# Mapping Resources > How Do I ??? >  Creating a path from the center points of a selection?

## eepjr24

If I have a selection, for simplicity sake we'll start with a 50 pixel wide line at a 45 degree angle from top left to bottom right (see below), how do I create a path that traverses the approximate center of the selection and is one pixel wide?



I know how to create a selection, shrink a selection, create a path from a selection. But simply shrinking will either end you up with gaps in the path or with areas that are wider than a pixel in the path. I am fine if this is something I need to do programatically if someone can point me in the right direction or the terminology to look for to execute this type of operation. I am no great mathematician, but I can muddle through most geometry and basic trig. And I am fine with putting in time to experiment as necessary.

- Ernie

----------


## Redrobes

Is this in any particular application or do you have the coordinates of the line or selection shape ? Is the starting point a set of numerical coordinates or an image which contains something like the line in it ? And if your selection was square then when you traverses, in which direction should it go ? Would it be across the smallest dimension for example.

I would suggest at first glance by looking into OpenCV. You can use that with a number of different programming languages such as python.

----------


## waldronate

What you need is called a morphological skeletonize operation or medial axis transform. It's a common operation in image processing. There are many libraries that can perform this task, but some sort of context in which you perform the operation would be useful.

----------


## eepjr24

> What you need is called a morphological skeletonize operation or medial axis transform. It's a common operation in image processing. There are many libraries that can perform this task, but some sort of context in which you perform the operation would be useful.


Trying to automate some tasks for map making. So say I have a set of roads laid out on a layer. Having a path that followed the center of the road would allow me to perform multiple strokes on the road to lay down color, texture, pot holes or whatever else I would like. So in the end I would like to be able to call this from scripts, but from what I have seen so far most anything you can do from the UI you can do from the pdb. I have been pointed to AutoTrace and a plug in to use it, I am probably going to try that next unless someone has nifty other ideas. =)

Thanks for the responses.

- E

----------


## waldronate

If you're looking to find the centerline of roads and then apply styles to that, you're most likely better off marking them manually because you are unlikely to need to do a huge number of roads (a couple of hundred, at most). That's especially true if you are trying to do this in the context of an existing tool like Photoshop or the GIMP. If you get a good workflow going, you can probably start from the centerlines next time.
Skeletonizing existing images (or selections) is a very error-prone operation that tends to generate a large number of spurious side branches. Simplifying the skeleton is very likely to be more work that it's worth.
Are you doing your own mapping program?

----------


## eepjr24

> If you're looking to find the centerline of roads and then apply styles to that, you're most likely better off marking them manually because you are unlikely to need to do a huge number of roads (a couple of hundred, at most). That's especially true if you are trying to do this in the context of an existing tool like Photoshop or the GIMP. If you get a good workflow going, you can probably start from the centerlines next time.
> Skeletonizing existing images (or selections) is a very error-prone operation that tends to generate a large number of spurious side branches. Simplifying the skeleton is very likely to be more work that it's worth.
> Are you doing your own mapping program?

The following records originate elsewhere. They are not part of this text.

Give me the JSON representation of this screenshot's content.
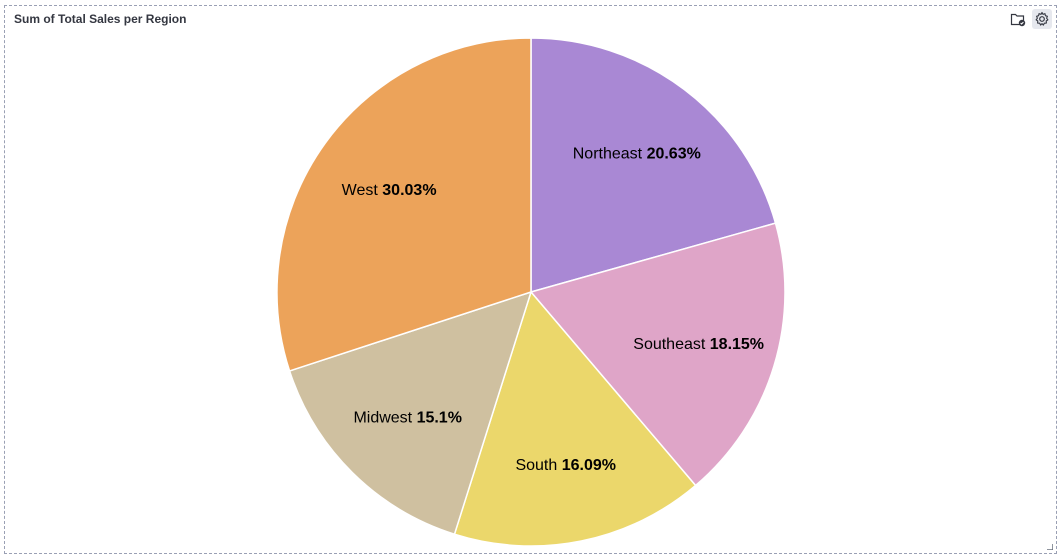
{
  "panel": {
    "title": "Sum of Total Sales per Region"
  },
  "toolbar": {
    "icons": [
      "folder-check-icon",
      "gear-icon"
    ]
  },
  "chart_data": {
    "type": "pie",
    "title": "Sum of Total Sales per Region",
    "start_angle_deg": 0,
    "direction": "clockwise",
    "slices": [
      {
        "label": "Northeast",
        "value": 20.63,
        "display": "20.63%",
        "color": "#a988d4"
      },
      {
        "label": "Southeast",
        "value": 18.15,
        "display": "18.15%",
        "color": "#dfa5c8"
      },
      {
        "label": "South",
        "value": 16.09,
        "display": "16.09%",
        "color": "#ebd76b"
      },
      {
        "label": "Midwest",
        "value": 15.1,
        "display": "15.1%",
        "color": "#cfc0a0"
      },
      {
        "label": "West",
        "value": 30.03,
        "display": "30.03%",
        "color": "#eca35a"
      }
    ]
  }
}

Marking them manually is pretty much what I am trying to avoid. I think I would rather just start out with paths for roads than go that route.

No, I am just using the GIMP currently. Looking to make creating ad hoc content trivial for minor encounters, stop over points, etc. And ideally also create fast starting points for larger towns and such as well. If skeletonizing is too complex then I'll look at starting with paths, do you have any suggestions or know of tutorials or the like for generating quasi random paths, say in a mosaic or other warpable pattern set?

----------


## waldronate

Not in the context of the GIMP, no. A common and reasonably effective way to generate content is to start with a Voronoi tessellation of random set of points that's given a few rounds of Lloyd's algorithm to regularize things. Adjusting the original distribution can do interesting things. See Amit Patel's Red Blob Games or Oleg Dolya's Watabou thingies for examples.

----------


## Tiana

I have a program on my Mac, SuperVectorizer2, which will let you generate skeletonized vector lines from an artwork that would fit that description. It is a Mac only program though.

----------